Ist's ein Geschieht', so ist's ein fein heilig Geschicht'. Ist's aber ein Gedicht, so ist's wahrlich auch ein recht schön, heilsam, nützlich Gedicht und Spiel eines geistreichen Poeten. ( ... ) Also zeigt das Buch Tobias an, wie es einem frommen Bauer oder Bürger auch übel gehet und viel Leidens im Ehestand sei, aber Gott immer gnädiglich helfe und zuletzt das Ende mit Freuden beschließe. Auf daß die Eheleute sollen lernen Geduld haben und allerlei Leiden auf künftig Hoffnung gerne tragen in rechter Furcht Gottes und festem Glauben. (...) Darum ist das Buch uns Christen auch nützlich und gut zu lesen, als eines feines hebräischen Poeten, der kein leichtfertige, sondern die rechten Sachen handelt und aus der Maßen christlich treibt und beschreibt.
Aus Martin Luthers Vorrede auffs Buch Tobie.

Der Inhalt des Buches Tobias

  1. Der alte Tobias aus dem Stamme Naphtali ist ein gottesfürchtiger Mensch. Mit seinem Eheweib Hanna zeugt er einen Sohn, den er ebenfalls Tobias nennt. Dem Stammesgefährten Gabel in der Stadt Rages leiht er zehn Pfund Silber.

  2. Tobias sen. erblindet:
    "Es begab sich aber auf einen Tag, da er heimkam, als er die Toten begraben hatte, und müde war und sich neben eine Wand legte und entschlief, schmeißte eine Schwalbe [Kot] aus ihrem Nest. Das fiel ihm also heiß in die Augen, davon ward er blind. Tobias aber zürnet und murret nicht wider Gott, sondern danket Gott all sein Leben lang."

  3. (Szenenwechsel): Sarah, die Tochter des Raguel, ist von dem bösen Geist Asmodi besessen. Dieser Geist tötet alle Männer, die Sarah heiraten wollen.

  4. (Szenenwechsel): Tobias sen. fühlt sein Ende nahen. Er schickt seinen Sohn in die Stadt Rages, damit er von Gabel die zehn Pfund Silber zurückfordere.

  5. Zu Tobias jr. gesellt sich als Reisegefährte ein gewisser Azarias. Azarias aber ist in Wahrheit der Engel Raphael, der Tobias beschützen soll. Die Mutter zweifelt, ob die Reise ihres Sohne notwendig ist, aber Tobias sen. beruft sich auf sein Gottvertrauen.

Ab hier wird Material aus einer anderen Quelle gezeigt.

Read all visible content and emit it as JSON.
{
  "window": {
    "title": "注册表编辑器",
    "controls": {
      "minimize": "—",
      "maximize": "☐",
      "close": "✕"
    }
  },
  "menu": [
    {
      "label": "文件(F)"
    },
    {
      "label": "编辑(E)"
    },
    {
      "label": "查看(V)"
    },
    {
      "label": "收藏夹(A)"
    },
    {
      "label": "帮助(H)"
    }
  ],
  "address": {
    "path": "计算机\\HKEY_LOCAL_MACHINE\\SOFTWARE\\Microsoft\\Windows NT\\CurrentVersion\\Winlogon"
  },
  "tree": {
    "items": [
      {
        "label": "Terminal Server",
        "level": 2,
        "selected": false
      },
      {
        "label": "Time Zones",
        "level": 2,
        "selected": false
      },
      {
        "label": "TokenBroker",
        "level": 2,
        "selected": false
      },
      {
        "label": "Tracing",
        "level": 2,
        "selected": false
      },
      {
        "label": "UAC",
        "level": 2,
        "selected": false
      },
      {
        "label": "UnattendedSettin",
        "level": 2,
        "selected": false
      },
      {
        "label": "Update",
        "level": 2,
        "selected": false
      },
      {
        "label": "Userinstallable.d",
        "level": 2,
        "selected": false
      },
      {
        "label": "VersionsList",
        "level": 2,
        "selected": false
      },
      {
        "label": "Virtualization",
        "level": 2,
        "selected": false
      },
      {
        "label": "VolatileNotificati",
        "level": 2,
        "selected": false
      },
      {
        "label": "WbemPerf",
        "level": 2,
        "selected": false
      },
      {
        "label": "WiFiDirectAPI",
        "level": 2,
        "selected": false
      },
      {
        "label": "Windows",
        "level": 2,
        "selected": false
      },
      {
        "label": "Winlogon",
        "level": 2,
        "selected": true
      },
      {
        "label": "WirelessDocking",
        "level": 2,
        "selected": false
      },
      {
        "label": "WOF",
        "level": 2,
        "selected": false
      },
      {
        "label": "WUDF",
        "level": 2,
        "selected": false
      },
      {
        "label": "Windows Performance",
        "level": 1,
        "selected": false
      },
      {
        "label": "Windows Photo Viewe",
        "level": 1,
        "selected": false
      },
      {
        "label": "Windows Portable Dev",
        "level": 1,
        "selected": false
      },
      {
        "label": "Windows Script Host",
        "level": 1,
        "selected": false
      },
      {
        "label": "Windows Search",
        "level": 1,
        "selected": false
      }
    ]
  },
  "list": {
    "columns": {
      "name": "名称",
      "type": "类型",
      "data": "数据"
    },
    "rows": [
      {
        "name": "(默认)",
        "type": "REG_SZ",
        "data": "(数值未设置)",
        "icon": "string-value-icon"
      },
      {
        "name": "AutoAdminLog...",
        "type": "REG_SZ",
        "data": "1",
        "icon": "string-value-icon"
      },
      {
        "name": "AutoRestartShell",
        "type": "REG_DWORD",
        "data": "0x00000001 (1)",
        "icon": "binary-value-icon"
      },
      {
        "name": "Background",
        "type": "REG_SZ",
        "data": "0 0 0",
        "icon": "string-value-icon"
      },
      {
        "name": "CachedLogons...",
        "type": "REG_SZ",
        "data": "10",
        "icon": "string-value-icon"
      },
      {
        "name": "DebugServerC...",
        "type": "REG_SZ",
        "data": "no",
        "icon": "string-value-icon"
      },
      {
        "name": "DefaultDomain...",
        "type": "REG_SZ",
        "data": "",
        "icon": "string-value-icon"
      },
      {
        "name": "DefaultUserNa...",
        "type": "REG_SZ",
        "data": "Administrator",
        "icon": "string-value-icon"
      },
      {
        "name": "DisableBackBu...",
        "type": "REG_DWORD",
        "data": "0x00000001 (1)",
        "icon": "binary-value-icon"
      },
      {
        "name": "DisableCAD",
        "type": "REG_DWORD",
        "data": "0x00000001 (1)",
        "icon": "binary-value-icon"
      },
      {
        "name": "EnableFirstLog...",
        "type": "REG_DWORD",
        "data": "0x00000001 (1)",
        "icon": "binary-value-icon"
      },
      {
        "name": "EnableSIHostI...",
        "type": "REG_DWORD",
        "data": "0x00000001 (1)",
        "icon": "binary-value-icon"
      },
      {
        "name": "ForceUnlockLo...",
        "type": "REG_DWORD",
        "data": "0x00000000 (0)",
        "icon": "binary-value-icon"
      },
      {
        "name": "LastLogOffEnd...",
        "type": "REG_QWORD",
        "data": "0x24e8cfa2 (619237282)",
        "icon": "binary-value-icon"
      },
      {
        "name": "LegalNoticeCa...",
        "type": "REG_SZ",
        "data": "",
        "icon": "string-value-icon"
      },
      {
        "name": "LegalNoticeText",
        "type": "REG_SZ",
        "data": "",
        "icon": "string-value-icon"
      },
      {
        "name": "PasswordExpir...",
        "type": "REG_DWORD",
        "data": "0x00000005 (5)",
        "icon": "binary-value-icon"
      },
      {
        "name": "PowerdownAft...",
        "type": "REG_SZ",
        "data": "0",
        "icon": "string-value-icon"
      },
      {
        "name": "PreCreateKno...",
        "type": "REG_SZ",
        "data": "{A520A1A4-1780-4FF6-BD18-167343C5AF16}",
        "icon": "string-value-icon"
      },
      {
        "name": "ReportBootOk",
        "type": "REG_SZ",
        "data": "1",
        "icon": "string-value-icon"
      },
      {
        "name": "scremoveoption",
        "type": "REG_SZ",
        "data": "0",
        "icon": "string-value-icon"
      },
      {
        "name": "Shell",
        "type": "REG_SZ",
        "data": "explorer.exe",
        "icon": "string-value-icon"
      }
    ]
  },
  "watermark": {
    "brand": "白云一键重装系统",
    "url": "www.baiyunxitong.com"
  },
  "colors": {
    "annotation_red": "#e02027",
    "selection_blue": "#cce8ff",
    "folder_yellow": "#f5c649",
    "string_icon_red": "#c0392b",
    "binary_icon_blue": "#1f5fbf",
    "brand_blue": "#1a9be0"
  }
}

  6. (Auf der Wanderschaft): Tobias jr. wird von einem großen Fisch beinahe verschlungen. Azaria/Raphael fordert Tobias auf, den Fisch zu töten und das Herz und die Galle aufzuheben:
    "Wenn du ein Stücklein vom Herzen legest auf glühende Kohlen, so vertreibt solcher Rauch allerlei böse Gespenst von Mann und Frauen, also, daß sie nicht mehr schaden können. Und die Galle vom Fisch ist gut, die Augen damit zu salben, daß einem den Star vertreibe."
    Des weiteren soll Tobias jr. um Sarahs Hand anhalten. Die Bedenken des Tobias wegen all der toten Freier beschwichtigt Azaria/Raphael:
    "Ach will die sagen, über welche der Teufel Gewalt hat, nämlich über diejenigen, welche Gott verachten und allein um der Unzucht willen Weiber nehmen wie das dumme Vieh. Du aber sollst dich deiner Braut drei Nächte enthalten. [...] Wenn aber die dritte Nacht vorüber ist, so sollst du dich zu der Jungfrau zutun mit Gottesfurcht, mehr aus Begierde der Frucht denn aus böser Lust."

  7. Das Hochzeitsfest.

  8. Die Hochzeitsnacht. Mit dem Herzen des Fisches vertreibt Tobias jr. den bösen Geist Asmodi.

  9. Azaria/Raphael fordert währenddessen von Gabel die zehn Pfund Silber bei Gabel ein.

  10. Tobias sen. und sein Eheweib Hanna sorgen sich, warum ihr Sohn so lange ausbleibt. Hanna macht ihrem Ehemann Vorwürfe. - Tobias jr. ist schon auf der Rückreise.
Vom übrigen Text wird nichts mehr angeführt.